The main difference in strategies found between the physical observations and the virtual evaluation is that participants in the virtual evaluation did not send target objects away from their body or away from other non-target objects. In the physical experiment, participants did this when there was less clustering of target objects as an easier way to pluck out the target objects. We speculated that this might be a result of having the desk serve as a workspace ‘frame’ in the physical space. In the virtual experiment, if participants sent a ball away, they could not retrieve it so that could be interpreted as a non-selection. This may be the reason why participants did not execute this strategy.

Additionally, the PAINTING strategy was an interesting and surprising result, as it was different from the physical experiment and we did not provide color change feedback for selection of the objects. We will incorporate various tools that participants can use for this manipulation phase.

We found through debriefing participants that the mean task completion time was a reasonable amount of time to complete the task. In the future, we will compare our technique to other existing techniques. We will still expect our technique to take more time however, we will expect our technique to counteract difficulty areas where other existing techniques may fail (occlusion, data spread out, non-target data too close to target data, etc.)

The results on low arm fatigue and low workload may be due to the observation that they (participants) used their arms in short bursts of actions rather than continuously holding up their arms. Given that the task was timed but not constrained to complete the task as fast as possible, perhaps users may experience more fatigue without more time to rest arms between actions.

7 Conclusion

In conclusion, we present a novel volumetric selection technique. This technique has three novel phases. The first is the phase that converts the typical volumetric rendering into geometric rendering temporarily for selection. Based on the results from our evaluation, we discovered that once in this phase, a variety of selection techniques proven high performance for virtual environments can be used for selection of these difficult to see volumes. The second is the manipulation-to-select phase. This idea is novel in the sense that you could take any manipulation technique and use it for a selection-based task. Within the scope of this paper, we only looked at translation-to-select and reported the strategies and limitations of the technique. The third idea is that the data converts back into the original rendering, position, and original state of other properties. The data travels along the path in reverse that the data took when a user manipulates the spatial relationships of the data.
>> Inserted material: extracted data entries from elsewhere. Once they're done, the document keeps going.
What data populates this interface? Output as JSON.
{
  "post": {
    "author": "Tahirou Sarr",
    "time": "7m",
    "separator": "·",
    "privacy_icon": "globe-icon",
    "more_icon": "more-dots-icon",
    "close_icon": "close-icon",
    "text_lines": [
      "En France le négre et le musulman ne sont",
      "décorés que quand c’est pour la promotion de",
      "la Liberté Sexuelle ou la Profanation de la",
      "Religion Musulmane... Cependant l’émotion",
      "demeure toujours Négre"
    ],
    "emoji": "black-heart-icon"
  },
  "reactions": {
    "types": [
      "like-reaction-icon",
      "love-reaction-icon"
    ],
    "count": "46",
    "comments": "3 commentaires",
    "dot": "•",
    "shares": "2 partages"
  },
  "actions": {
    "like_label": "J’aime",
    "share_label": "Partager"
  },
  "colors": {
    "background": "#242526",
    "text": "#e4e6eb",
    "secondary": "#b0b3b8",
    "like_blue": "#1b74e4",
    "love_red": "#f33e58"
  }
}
This paper presents the details of a novel selection technique, a solution to combat the challenges with volumetric data selection explored using immersive display spaces. We conducted a physical experiment to inform design and then conducted a virtual experiment to evaluate feasibility utility, and usability. Overall, this technique produced high utility, usability, and satisfaction in performance ratings. Surprisingly the technique produces low fatigue and overall workload. Our results also include descriptions of strategies to incorporate and adjustments to make on our technique. Our results will be useful for applications that use alternative rendering as well as volume selection to assist with selection tasks in a physically-based manner. We view this technique to be augmented with other techniques as a way for users to use gesture-based interaction when direct manipulation is more useful.

8 Future Work

We outlined several ideas to combat weaknesses and limitations of this technique in the discussion section and throughout the paper. We plan to implement those augmentations to the technique and then conduct an evaluation to compare the performance of our technique with other existing techniques. We will investigate Transitional Return performance in relation to preserved context for expert users in selection scenarios.